Monsieur [R] [T] Représentant : Me Olivier BOHBOT, avocat au barreau du VAL-DE-MARNE, vestiaire : 342

C/

Monsieur [S] [I] Madame [X] [H] [F]

Exécutoire, copie, dossier délivrés à : Me BOHBOT Olivier Copie délivrée à : M. [I] MME [F] Le 13 Septembre 2024

AUDIENCE CIVILE

Jugement rendu et mis à disposition au greffe du tribunal judiciaire en date du 13 Septembre 2024 ;

par Madame Elise CSAKVARY, en qualité de juge des contentieux de la protection, assistée de Madame Audrey RANO, greffier ;

Après débats à l'audience publique du 10 Juin 2024 tenue sous la présidence de Madame Elise CSAKVARY, juge des contentieux de la protection, assistée de Madame Audrey RANO, greffier audiencier ;

ENTRE DEMANDEUR :

Monsieur [R] [T], demeurant [Adresse 2], Représenté par Maître Léa PRIVAT, du Cabinet de Maître BOHBOT Olivier, Avocats au Barreau du Val-de-Marne

D'UNE PART

ET DÉFENDEURS :

Monsieur [S] [I], demeurant [Adresse 1], Comparant en personne

Madame [X] [H] [F], demeurant [Adresse 1], Non comparante

D'AUTRE PART

EXPOSE DU LITIGE

Par contrat en date du 6 décembre 2018, M. [R] [T] a donné à bail à M. [S] [I] un local à usage d'habitation situé au [Adresse 1] à [Localité 3] (étage 4, porte droite), pour un loyer mensuel de 705,03 euros et 90 euros de provision sur charges, outre un dépôt de garantie d'un montant de 705,03 euros.

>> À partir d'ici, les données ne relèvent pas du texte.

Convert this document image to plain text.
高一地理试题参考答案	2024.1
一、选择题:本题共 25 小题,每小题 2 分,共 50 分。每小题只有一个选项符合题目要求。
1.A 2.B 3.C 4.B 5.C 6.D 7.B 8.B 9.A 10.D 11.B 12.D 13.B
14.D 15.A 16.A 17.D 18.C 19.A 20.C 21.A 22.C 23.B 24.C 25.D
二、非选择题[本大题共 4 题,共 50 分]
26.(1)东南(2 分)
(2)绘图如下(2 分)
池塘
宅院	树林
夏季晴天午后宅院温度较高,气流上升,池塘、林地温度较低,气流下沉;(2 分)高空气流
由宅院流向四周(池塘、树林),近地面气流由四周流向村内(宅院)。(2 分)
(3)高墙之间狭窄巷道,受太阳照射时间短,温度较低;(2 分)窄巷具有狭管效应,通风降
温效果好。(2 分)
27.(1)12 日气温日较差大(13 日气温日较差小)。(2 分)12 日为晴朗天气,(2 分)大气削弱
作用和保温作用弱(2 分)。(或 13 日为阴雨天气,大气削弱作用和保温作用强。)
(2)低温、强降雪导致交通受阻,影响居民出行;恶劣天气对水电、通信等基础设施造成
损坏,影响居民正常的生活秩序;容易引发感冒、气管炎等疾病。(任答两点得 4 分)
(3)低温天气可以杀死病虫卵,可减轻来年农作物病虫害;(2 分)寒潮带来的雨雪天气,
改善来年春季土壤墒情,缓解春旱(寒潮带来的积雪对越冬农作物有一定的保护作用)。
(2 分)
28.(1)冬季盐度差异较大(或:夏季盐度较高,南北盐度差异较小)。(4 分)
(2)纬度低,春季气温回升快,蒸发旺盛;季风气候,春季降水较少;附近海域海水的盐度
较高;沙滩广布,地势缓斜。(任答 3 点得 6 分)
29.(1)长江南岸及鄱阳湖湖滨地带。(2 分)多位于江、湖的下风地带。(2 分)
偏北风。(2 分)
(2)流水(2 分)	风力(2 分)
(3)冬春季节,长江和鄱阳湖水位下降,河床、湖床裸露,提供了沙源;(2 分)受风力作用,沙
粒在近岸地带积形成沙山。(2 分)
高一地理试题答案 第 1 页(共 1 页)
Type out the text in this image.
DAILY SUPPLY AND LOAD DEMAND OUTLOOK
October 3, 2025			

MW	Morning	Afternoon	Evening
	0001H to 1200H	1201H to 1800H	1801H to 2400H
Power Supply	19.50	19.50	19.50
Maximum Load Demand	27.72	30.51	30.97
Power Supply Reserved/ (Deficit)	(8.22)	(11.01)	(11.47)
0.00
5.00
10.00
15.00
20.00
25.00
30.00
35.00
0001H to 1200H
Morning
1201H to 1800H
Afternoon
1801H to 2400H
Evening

Par acte du même jour, Mme [X] [F] s'est portée caution solidaire.

Des loyers étant demeurés impayés, le 27 octobre 2023, M. [R] [T] a fait signifier un commandement de justifier d'une assurance et de payer la somme en principal de 2 513,85 euros visant les clauses résolutoires.

Il a ensuite fait assigner M. [S] [I] et Mme [X] [F] devant le juge des contentieux de la protection du Tribunal judiciaire de Bobigny par acte en date du 1er mars 2024 pour obtenir la résiliation du contrat, l'expulsion et la condamnation au paiement.

L'affaire a été appelée à l'audience du 10 juin 2024.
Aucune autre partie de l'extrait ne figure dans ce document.